大きな目標を作らなくていいです。代わりに、次のどれか一つだけやってみてください。

今日、少しだけ体を動かす。散歩でもいい。スクワット3回でもいい。
今日、5分だけ何かを学ぶ。動画でもいい。本を1ページでもいい。
今日、ひとつだけ片付ける。机の上の紙を捨てるだけでもいい。

やることが小さいほど馬鹿らしく見える。
でも、その馬鹿らしさが続くコツです。大きすぎる一歩は、誰だって怖い。

夢がないなら、まずは「自分を少しだけ信用できる回数」を増やす。
それが結局、いちばん効きます。


夢がなくても、君の価値は減らない

夢がないことは、欠点じゃありません。
今の君が、まだ決めなくていい場所にいるだけです。

大人になると分かります。
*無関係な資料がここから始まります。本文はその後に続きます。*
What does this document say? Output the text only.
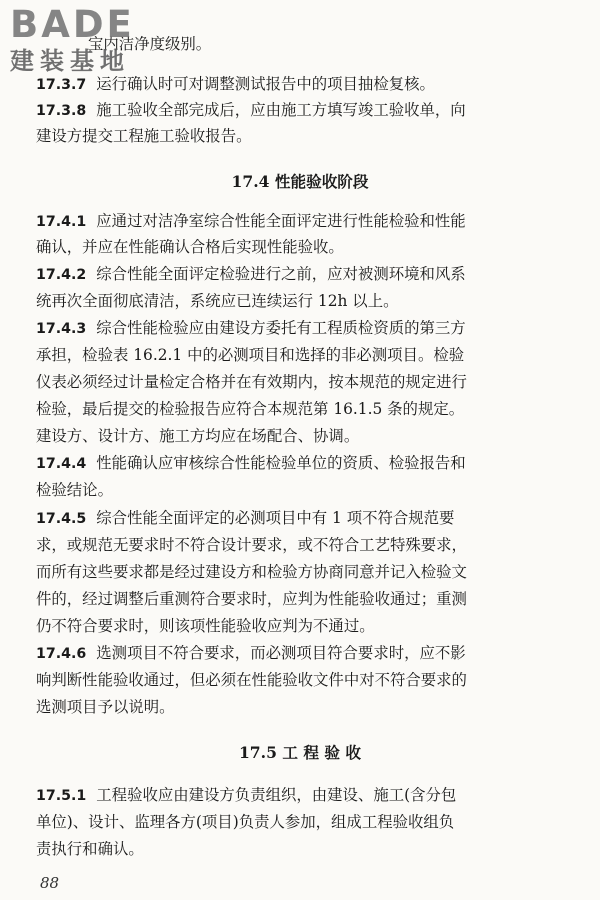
BADE
建装基地
宝内洁净度级别。
17.3.7 运行确认时可对调整测试报告中的项目抽检复核。
17.3.8 施工验收全部完成后，应由施工方填写竣工验收单，向
建设方提交工程施工验收报告。
17.4 性能验收阶段
17.4.1 应通过对洁净室综合性能全面评定进行性能检验和性能
确认，并应在性能确认合格后实现性能验收。
17.4.2 综合性能全面评定检验进行之前，应对被测环境和风系
统再次全面彻底清洁，系统应已连续运行 12h 以上。
17.4.3 综合性能检验应由建设方委托有工程质检资质的第三方
承担，检验表 16.2.1 中的必测项目和选择的非必测项目。检验
仪表必须经过计量检定合格并在有效期内，按本规范的规定进行
检验，最后提交的检验报告应符合本规范第 16.1.5 条的规定。
建设方、设计方、施工方均应在场配合、协调。
17.4.4 性能确认应审核综合性能检验单位的资质、检验报告和
检验结论。
17.4.5 综合性能全面评定的必测项目中有 1 项不符合规范要
求，或规范无要求时不符合设计要求，或不符合工艺特殊要求，
而所有这些要求都是经过建设方和检验方协商同意并记入检验文
件的，经过调整后重测符合要求时，应判为性能验收通过；重测
仍不符合要求时，则该项性能验收应判为不通过。
17.4.6 选测项目不符合要求，而必测项目符合要求时，应不影
响判断性能验收通过，但必须在性能验收文件中对不符合要求的
选测项目予以说明。
17.5 工 程 验 收
17.5.1 工程验收应由建设方负责组织，由建设、施工(含分包
单位)、设计、监理各方(项目)负责人参加，组成工程验收组负
责执行和确认。
88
人生は「夢の有無」で勝敗が決まるゲームではない。
勝った負けたより、続けられたかどうか。戻れたかどうか。助けを求められたかどうか。
そういう地味な力が、最後にものを言います。

夢は、持てたら素敵です。持てないならそれでもいい。
君が今日、生活をひとつ回せたなら、それはもう立派な前進です。

そしてもし、いつか夢が見つかったら。
それは“見つけた”というより、積み上げた日々の上に、ふっと現れたものかもしれません。